The names, mailing addresses, and phone numbers for 272,000 customers of cryptocurrency wallet company Ledger have been released online by hackers. The hackers gained access to the information when they penetrated Ledger's databases in July this year. According to reports, the stolen information has been posted at Raidforums, a site for sharing hacked databases.

Key Takeaways

  • The personal details and contact information for 272,000 customers of crypto wallet company Ledger have been leaked online by hackers.
  • Hackers gained access to the information during a June intrusion into the company's e-commerce and marketing databases.
  • Ledger says that customer funds and assets are not affected.

"… this data breach has no link nor impact on our hardware wallets, the app or your funds. Your crypto assets are safe. While very truly and sincerely regrettable, this breach concerns only e-commerce related information," the company stated in a post on its site.

"We're still investigating this ongoing issue, but the dumped content may be Ledger's e-commerce database that was exposed during the data breach in June 2020. This database may be used by scammers for phishing attacks through emailing and text message campaigns. Our Customer Support team has been working to notify our users via Twitter and responding to questions while also reporting all tweets and Reddit posts that contain a link to the database," a spokesperson for the company told online publication Gizmodo.

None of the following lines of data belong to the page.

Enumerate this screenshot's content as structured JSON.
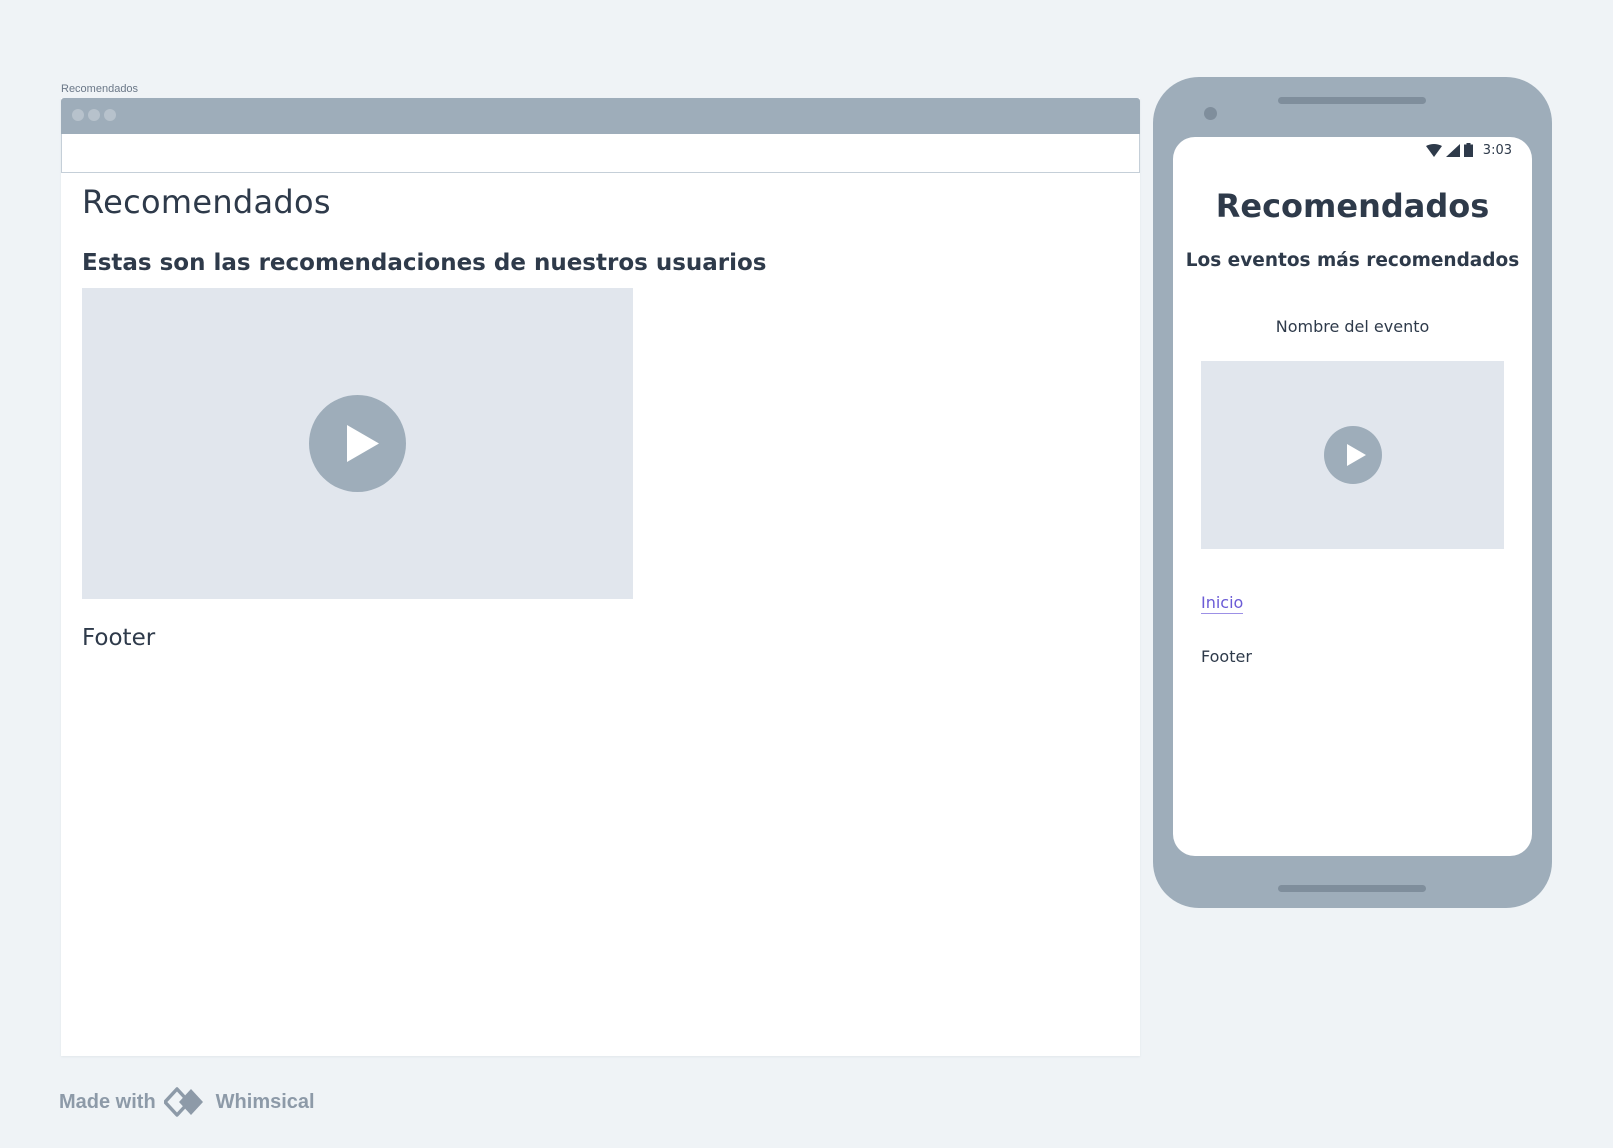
{
  "frame_label": "Recomendados",
  "desktop": {
    "title": "Recomendados",
    "subtitle": "Estas son las recomendaciones de nuestros usuarios",
    "video_play_icon": "play-icon",
    "footer": "Footer"
  },
  "mobile": {
    "status_bar": {
      "time": "3:03",
      "icons": [
        "wifi-icon",
        "signal-icon",
        "battery-icon"
      ]
    },
    "title": "Recomendados",
    "subtitle": "Los eventos más recomendados",
    "event_name": "Nombre del evento",
    "video_play_icon": "play-icon",
    "link": "Inicio",
    "footer": "Footer"
  },
  "watermark": {
    "made_with": "Made with",
    "brand": "Whimsical"
  },
  "colors": {
    "background": "#eff3f6",
    "frame_gray": "#9eadba",
    "placeholder": "#e1e6ed",
    "text": "#2e3a4a",
    "link": "#6b5bd6"
  }
}
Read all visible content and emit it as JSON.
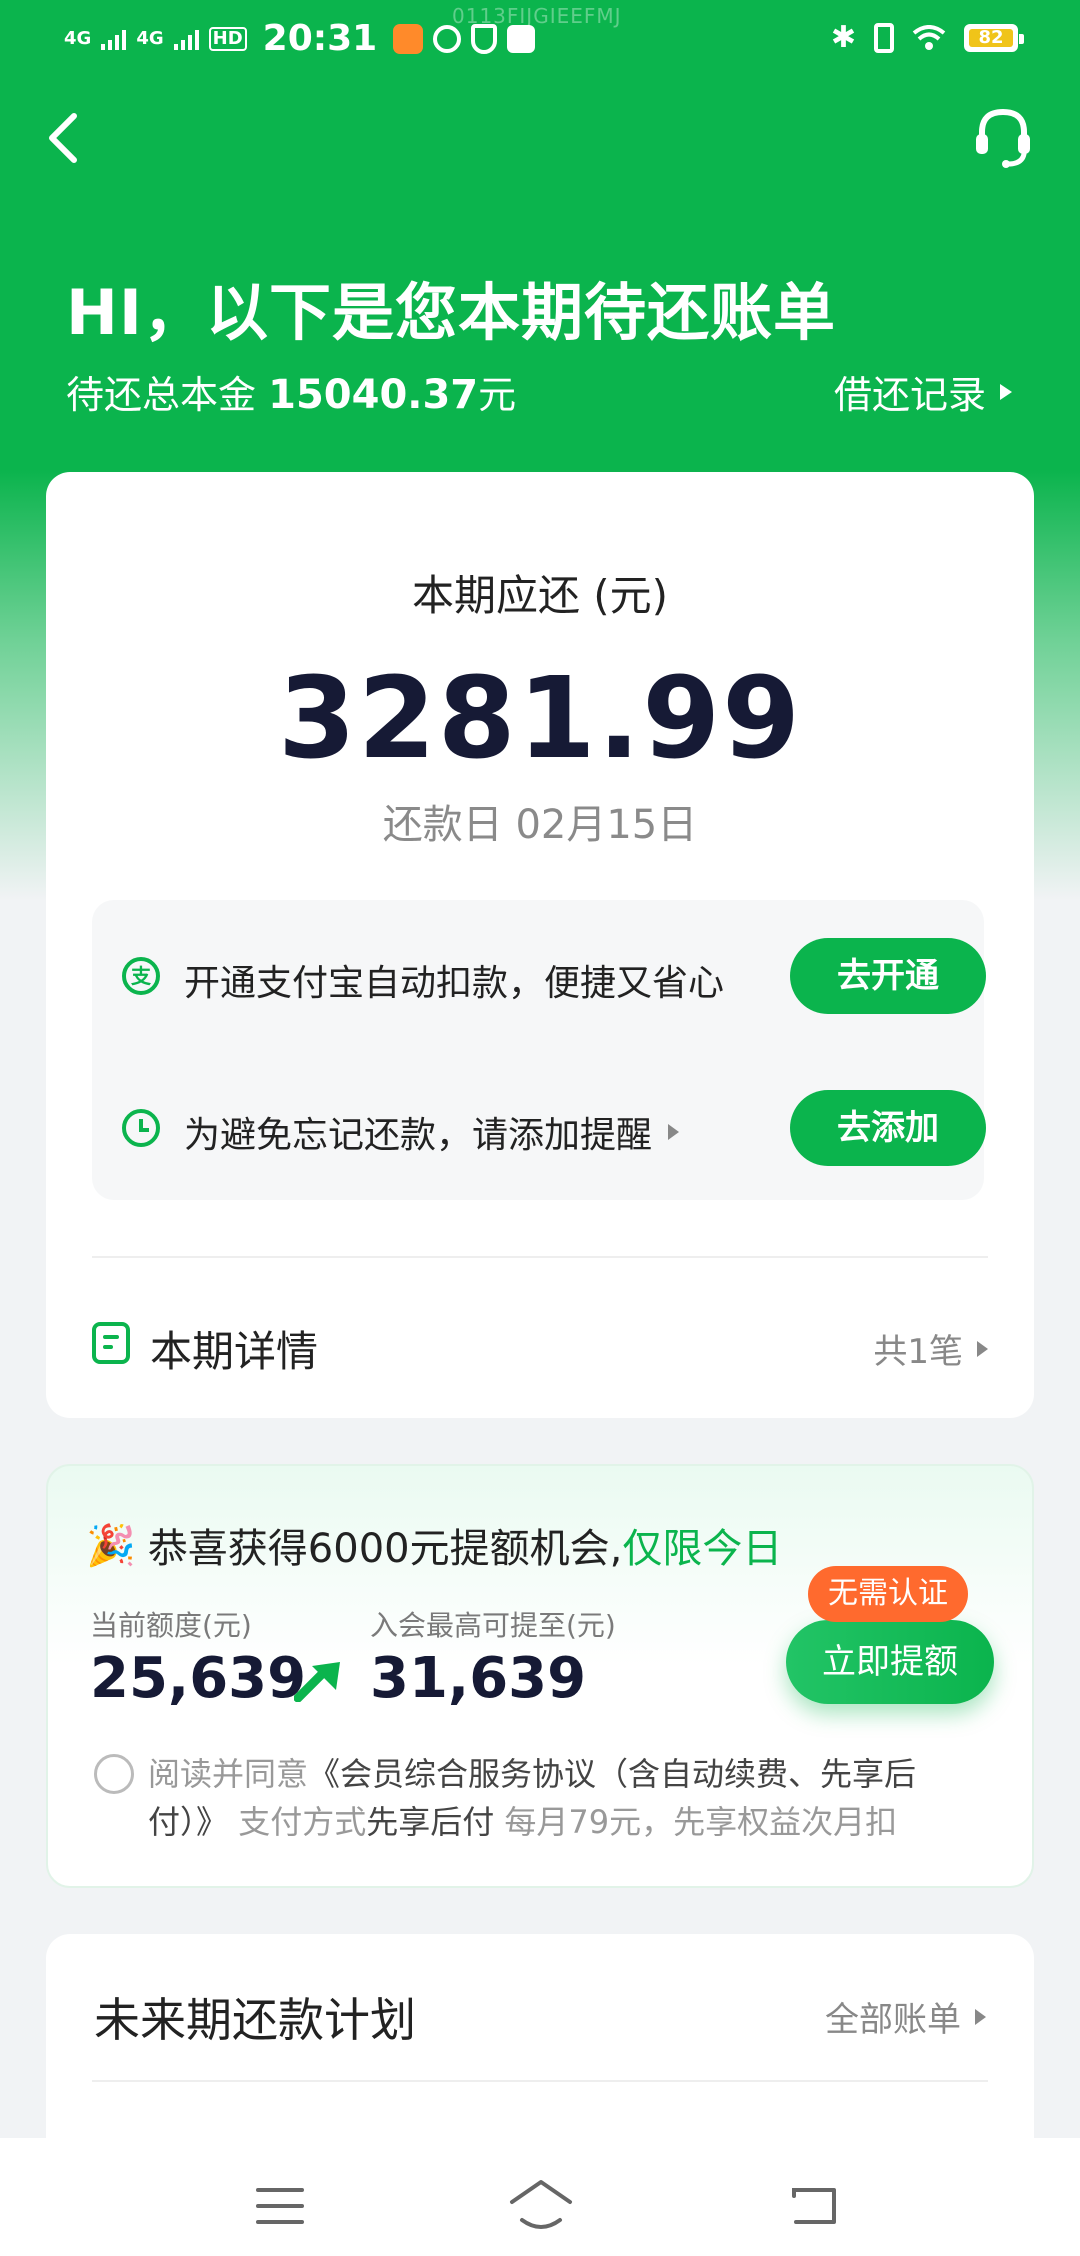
{
  "status_bar": {
    "network1": "4G",
    "network2": "4G",
    "hd": "HD",
    "time": "20:31",
    "device_id": "0113FIJGIEEFMJ",
    "battery": "82",
    "battery_color": "#f0c419"
  },
  "header": {
    "greeting": "HI，以下是您本期待还账单",
    "total_label": "待还总本金",
    "total_amount": "15040.37",
    "total_unit": "元",
    "history_link": "借还记录"
  },
  "bill": {
    "title": "本期应还 (元)",
    "amount": "3281.99",
    "due_label": "还款日",
    "due_date": "02月15日",
    "tips": [
      {
        "icon": "alipay-icon",
        "glyph": "支",
        "text": "开通支付宝自动扣款，便捷又省心",
        "button": "去开通"
      },
      {
        "icon": "clock-icon",
        "text": "为避免忘记还款，请添加提醒",
        "button": "去添加"
      }
    ],
    "detail_title": "本期详情",
    "detail_count": "共1笔"
  },
  "promo": {
    "headline": "恭喜获得6000元提额机会,",
    "headline_highlight": "仅限今日",
    "current_label": "当前额度(元)",
    "current_value": "25,639",
    "max_label": "入会最高可提至(元)",
    "max_value": "31,639",
    "badge": "无需认证",
    "button": "立即提额",
    "agree_prefix": "阅读并同意",
    "agree_link": "《会员综合服务协议（含自动续费、先享后付）》",
    "agree_pay_label": "支付方式",
    "agree_pay_value": "先享后付",
    "agree_suffix": "每月79元，先享权益次月扣"
  },
  "plan": {
    "title": "未来期还款计划",
    "link": "全部账单"
  },
  "colors": {
    "brand_green": "#0bb44d",
    "amount_dark": "#161a35",
    "badge_orange": "#ff6a2e"
  }
}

France-based Ledger disclosed in July this year that it had discovered a breach of its e-commerce and marketing databases resulting in theft of customer email addresses. Hackers are supposed to have used that information to conduct a phishing scam by sending out fraudulent order confirmation and marketing emails to the company's customers. At the time of the July hack, Ledger said that 1 million email addresses along with personal details and contact information for 9,500 of its customers had been compromised. It also said that the breach has not affected its hardware wallets or Ledger Live, its app for managing wallet services.

In a tweetstorm, Ledger has stated that it was "working with law enforcement to prosecute the hackers stop these scammers. We have taken down more than 170 phishing websites since the breach."

According to crypto publication Decrypt, the Ledger database hackers are now threatening to physically rob private keys, which are required to access crypto funds, unless they are paid a ransom by the online wallet company's customers. Ledger CEO Pascal Gauthier seems to have worked out the economics of such an occurrence and told the publication that the emails are an "online scam."

"To actually move to someone's home is a very costly event," Gauthier said, adding that hackers will optimize their operations by spending as little as possible for a ransom. But he counseled wallet holders not to store their private keys at home. "Would you keep a million dollar in cash at home? If you have that much wealth, you shouldn't keep it in your house," he said.